Hospital for the Palestinian poor

July 2014 Holy Land 2014 Cecily McNeill The Caritas Baby Hospital in Bethlehem runs mostly on charity but for Palestinian mothers who come with their sick children, it is a…

July 2014

Holy Land 2014

Cecily McNeill

The Caritas Baby Hospital in Bethlehem runs mostly on charity but for Palestinian mothers who come with their sick children, it is a ‘seven-star hotel’.

As well as providing medical care for babies and children up to the age of 16 and even older if they are chronic cases, the hospital has 40 beds for mothers and runs classes where the women can learn life skills around food, nutrition, child care, women’s diseases and related issues.

The mothers can buy meals relatively cheaply and be involved in the care and recovery of their children.

As well as being the only hospital in the West Bank that accommodates the mothers of sick children in a separate apartment, Caritas Baby Hospital is one of the few hospitals that stands out – its medical director is a Palestinian woman.
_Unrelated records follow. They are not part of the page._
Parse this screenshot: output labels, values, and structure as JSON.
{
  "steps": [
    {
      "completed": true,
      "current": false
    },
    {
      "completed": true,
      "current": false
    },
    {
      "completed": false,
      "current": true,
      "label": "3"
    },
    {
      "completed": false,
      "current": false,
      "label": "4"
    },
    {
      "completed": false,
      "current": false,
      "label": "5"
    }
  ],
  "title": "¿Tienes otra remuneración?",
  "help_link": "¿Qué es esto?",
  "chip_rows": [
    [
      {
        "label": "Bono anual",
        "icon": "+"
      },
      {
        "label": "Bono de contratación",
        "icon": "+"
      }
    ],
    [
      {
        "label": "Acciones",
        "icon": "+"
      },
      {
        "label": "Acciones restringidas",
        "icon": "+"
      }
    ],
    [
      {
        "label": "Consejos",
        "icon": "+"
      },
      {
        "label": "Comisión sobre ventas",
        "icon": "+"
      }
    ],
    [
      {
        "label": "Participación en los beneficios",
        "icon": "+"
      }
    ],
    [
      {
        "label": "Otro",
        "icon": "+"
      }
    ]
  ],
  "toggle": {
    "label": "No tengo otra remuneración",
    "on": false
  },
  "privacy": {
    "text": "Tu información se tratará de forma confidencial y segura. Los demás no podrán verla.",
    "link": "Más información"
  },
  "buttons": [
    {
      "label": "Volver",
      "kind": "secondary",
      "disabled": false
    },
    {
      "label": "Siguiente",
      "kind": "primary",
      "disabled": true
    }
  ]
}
The hospital was founded in 1952 by a Swiss priest who also started a funding organisation, Children’s Relief Bethlehem, a few years later. It raises funds in Switzerland, Germany, Italy, Austria and Britain, which pay for 95 per cent of the costs.

Nursing director, Sr Erika Nobs, says the hospital treats many cases of diarrhoea and related diseases in summer and chest infections and pneumonia in winter but the overwhelming concern is genetic diseases that arise from marriage between close relatives.

Children present with metabolic diseases and become chronically ill needing to return often to the hospital.

‘There are some very sad cases,’ says Sr Erika. ‘Families with four or five children who have died of genetic diseases still keep trying even though they know it is dangerous.

‘Chronic cases – they keep coming back. One patient with the same metabolic disorder, of which his brother died is now coming frequently and has not much time left. The mother has three healthy ones who are older.’

The hospital also operates a creche for the children of its 220 staff.

A feature of the main building is its circular shape which has the wards surrounding a nurses’ station so the nurses can easily monitor changes in their patients’ conditions.